Department of Health Research Methods, Evidence and Impact, McMaster University, Hamilton, Canada.
Touchstone Institute, Toronto, Canada.
Perspect Med Educ. 2018 Apr;7(2):110-119. doi: 10.1007/s40037-018-0410-4.
Tablet-based assessments offer benefits over scannable-paper assessments; however, there is little known about the impact to the variability of assessment scores.
Two studies were conducted to evaluate changes in rating technology. Rating modality (paper vs tablets) was manipulated between candidates (Study 1) and within candidates (Study 2). Average scores were analyzed using repeated measures ANOVA, Cronbach's alpha and generalizability theory. Post-hoc analyses included a Rasch analysis and McDonald's omega.

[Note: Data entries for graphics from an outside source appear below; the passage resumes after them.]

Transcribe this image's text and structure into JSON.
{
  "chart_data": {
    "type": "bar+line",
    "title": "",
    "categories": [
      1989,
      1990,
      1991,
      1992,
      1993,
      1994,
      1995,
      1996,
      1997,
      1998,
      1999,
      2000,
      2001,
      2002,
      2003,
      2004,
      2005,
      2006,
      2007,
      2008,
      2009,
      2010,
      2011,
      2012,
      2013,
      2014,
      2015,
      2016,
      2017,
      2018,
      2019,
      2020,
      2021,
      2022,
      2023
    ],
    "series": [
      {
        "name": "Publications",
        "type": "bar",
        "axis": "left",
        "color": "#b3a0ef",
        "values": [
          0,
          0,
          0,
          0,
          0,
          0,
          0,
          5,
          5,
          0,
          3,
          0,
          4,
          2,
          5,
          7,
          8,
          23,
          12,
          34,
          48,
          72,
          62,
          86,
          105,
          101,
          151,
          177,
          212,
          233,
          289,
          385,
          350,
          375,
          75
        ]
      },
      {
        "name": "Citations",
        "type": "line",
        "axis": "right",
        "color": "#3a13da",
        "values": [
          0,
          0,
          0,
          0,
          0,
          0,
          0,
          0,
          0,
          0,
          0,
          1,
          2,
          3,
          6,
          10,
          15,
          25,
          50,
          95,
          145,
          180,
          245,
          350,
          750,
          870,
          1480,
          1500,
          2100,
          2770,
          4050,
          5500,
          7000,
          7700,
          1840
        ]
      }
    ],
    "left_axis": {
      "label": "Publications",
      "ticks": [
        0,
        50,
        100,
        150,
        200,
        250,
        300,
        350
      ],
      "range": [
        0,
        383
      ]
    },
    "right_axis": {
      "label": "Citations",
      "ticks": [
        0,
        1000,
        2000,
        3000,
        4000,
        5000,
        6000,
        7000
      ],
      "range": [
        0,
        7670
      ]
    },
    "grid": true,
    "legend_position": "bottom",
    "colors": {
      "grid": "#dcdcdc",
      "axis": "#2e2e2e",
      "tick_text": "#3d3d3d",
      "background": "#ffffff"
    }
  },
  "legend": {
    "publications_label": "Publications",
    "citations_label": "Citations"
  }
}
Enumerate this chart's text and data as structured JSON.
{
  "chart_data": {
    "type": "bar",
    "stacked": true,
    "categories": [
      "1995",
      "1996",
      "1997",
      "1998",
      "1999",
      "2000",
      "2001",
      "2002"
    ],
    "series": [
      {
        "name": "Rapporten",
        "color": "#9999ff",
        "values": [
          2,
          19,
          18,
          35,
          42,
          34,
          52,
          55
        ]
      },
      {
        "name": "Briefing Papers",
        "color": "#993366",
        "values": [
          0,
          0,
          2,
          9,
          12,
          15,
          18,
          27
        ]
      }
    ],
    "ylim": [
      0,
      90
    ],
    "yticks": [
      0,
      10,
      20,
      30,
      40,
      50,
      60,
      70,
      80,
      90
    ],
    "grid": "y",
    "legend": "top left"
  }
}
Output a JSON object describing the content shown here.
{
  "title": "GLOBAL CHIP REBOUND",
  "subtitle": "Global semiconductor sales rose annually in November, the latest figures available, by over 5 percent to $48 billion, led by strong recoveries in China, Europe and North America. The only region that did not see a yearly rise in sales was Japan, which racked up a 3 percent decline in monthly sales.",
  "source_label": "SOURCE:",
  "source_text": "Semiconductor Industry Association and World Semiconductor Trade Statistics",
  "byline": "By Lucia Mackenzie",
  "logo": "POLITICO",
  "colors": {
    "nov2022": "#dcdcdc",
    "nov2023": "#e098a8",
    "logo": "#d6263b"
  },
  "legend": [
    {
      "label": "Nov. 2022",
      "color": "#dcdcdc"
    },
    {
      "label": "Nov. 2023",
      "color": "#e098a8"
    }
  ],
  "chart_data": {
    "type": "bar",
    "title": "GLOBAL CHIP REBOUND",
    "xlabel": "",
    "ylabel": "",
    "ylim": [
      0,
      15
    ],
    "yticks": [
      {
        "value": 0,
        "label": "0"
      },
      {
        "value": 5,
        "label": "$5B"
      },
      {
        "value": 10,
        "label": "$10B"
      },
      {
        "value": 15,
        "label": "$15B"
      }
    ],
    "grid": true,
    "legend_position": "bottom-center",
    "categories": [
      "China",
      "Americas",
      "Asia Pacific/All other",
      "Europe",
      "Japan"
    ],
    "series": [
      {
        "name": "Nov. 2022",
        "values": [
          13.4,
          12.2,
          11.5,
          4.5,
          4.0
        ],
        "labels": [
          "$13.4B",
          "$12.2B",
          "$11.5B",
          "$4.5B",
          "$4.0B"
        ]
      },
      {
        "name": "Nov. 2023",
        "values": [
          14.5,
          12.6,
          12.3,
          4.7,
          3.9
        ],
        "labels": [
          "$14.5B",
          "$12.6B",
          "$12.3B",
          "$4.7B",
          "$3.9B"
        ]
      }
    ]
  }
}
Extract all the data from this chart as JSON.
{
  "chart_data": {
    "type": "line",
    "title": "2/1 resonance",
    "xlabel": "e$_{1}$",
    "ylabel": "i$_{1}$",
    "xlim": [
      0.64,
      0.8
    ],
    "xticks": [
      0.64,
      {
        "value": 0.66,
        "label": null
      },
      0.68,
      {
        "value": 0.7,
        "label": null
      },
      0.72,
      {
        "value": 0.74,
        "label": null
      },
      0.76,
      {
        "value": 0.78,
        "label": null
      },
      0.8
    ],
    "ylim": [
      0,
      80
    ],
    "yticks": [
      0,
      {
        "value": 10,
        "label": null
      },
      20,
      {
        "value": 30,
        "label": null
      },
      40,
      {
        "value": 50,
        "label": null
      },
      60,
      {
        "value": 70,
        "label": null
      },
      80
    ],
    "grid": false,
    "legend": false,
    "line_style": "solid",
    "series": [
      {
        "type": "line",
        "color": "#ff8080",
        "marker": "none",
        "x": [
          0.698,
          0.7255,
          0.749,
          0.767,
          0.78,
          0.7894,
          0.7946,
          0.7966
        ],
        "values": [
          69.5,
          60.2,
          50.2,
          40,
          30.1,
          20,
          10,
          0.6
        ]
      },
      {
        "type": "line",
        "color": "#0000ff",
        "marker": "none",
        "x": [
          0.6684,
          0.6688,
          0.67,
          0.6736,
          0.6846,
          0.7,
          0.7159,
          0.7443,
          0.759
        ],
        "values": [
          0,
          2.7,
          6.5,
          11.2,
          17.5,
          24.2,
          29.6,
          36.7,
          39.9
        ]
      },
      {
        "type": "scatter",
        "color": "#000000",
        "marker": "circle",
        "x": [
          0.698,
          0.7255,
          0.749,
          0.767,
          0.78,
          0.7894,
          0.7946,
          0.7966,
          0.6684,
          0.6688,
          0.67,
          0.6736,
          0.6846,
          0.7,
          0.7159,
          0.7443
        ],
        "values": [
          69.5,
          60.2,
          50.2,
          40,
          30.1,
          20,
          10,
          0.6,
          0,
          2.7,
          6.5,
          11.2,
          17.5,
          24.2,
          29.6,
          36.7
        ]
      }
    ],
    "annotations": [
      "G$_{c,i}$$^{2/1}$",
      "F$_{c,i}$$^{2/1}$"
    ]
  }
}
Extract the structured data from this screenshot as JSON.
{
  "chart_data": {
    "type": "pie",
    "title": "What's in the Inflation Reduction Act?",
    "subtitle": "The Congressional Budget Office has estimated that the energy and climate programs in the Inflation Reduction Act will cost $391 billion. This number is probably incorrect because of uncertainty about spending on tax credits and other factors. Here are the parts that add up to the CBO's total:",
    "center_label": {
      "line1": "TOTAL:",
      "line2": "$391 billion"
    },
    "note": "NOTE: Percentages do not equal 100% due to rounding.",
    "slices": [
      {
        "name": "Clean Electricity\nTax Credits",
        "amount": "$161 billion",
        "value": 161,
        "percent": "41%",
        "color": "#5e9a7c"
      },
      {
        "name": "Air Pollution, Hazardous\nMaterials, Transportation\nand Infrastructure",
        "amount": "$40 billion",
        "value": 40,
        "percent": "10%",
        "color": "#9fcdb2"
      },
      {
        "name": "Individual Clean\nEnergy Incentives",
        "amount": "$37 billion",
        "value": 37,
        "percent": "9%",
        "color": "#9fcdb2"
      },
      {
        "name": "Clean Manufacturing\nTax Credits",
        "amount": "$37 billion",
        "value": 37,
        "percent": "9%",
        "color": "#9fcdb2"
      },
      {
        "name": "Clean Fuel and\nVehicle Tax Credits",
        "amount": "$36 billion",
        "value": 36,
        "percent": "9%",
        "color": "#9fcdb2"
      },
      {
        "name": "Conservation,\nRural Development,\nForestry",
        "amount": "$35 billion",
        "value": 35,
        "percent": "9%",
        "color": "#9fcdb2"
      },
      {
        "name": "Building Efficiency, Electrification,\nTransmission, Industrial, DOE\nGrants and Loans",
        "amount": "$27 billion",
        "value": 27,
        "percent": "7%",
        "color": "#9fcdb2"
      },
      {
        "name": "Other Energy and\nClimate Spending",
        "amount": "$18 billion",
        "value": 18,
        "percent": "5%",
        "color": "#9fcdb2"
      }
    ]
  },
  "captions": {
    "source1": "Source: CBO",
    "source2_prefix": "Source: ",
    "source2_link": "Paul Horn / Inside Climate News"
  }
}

Study 1 revealed a main effect of modality (F (1,152) = 25.06, p < 0.01). Average tablet-based scores were higher, (3.39/5, 95% CI = 3.28 to 3.51), compared with average scan-sheet scores (3.00/5, 95% CI = 2.90 to 3.11). Study 2 also revealed a main effect of modality (F (1, 88) = 15.64, p < 0.01), however, the difference was reduced to 2% with higher scan-sheet scores (3.36, 95% CI = 3.30 to 3.42) compared with tablet scores (3.27, 95% CI = 3.21 to 3.33). Internal consistency (alpha and omega) remained high (>0.8) and inter-station reliability remained constant (0.3). Rasch analyses showed no relationship between station difficulty and rating modality.
Analyses of average scores may be misleading without an understanding of internal consistency and overall reliability of scores. Although updating to tablet-based forms did not result in systematic variations in scores, routine analyses ensured accurate interpretation of the variability of assessment scores.
This study demonstrates the importance of ongoing program evaluation and data analysis.
基于平板电脑的评估相较于可扫描纸质评估具有优势;然而,关于评估分数变异性的影响却知之甚少。
进行了两项研究以评估评分技术的变化。在研究 1 中,被试者之间(研究 1)和被试者内部(研究 2)操纵了评分模式(纸质与平板电脑)。使用重复测量方差分析、克朗巴赫的α和概化理论对平均分数进行分析。事后分析包括拉什分析和麦克唐纳的ω。
研究 1 显示了模式的主要效果(F(1,152)= 25.06,p < 0.01)。基于平板电脑的平均分数更高,(3.39/5,95%置信区间= 3.28 至 3.51),而扫描纸的平均分数为(3.00/5,95%置信区间= 2.90 至 3.11)。研究 2 也显示了模式的主要效果(F(1,88)= 15.64,p < 0.01),然而,扫描纸的分数更高,差异缩小到 2%(3.36,95%置信区间= 3.30 至 3.42),而平板电脑的分数为(3.27,95%置信区间= 3.21 至 3.33)。内部一致性(α和ω)保持较高(>0.8),站点间可靠性保持不变(0.3)。拉什分析显示,站点难度与评分模式之间没有关系。
如果不了解分数的内部一致性和整体可靠性,对平均分数的分析可能会产生误导。尽管更新为基于平板电脑的形式并没有导致分数的系统性变化,但常规分析确保了评估分数变异性的准确解释。
本研究表明持续的项目评估和数据分析的重要性。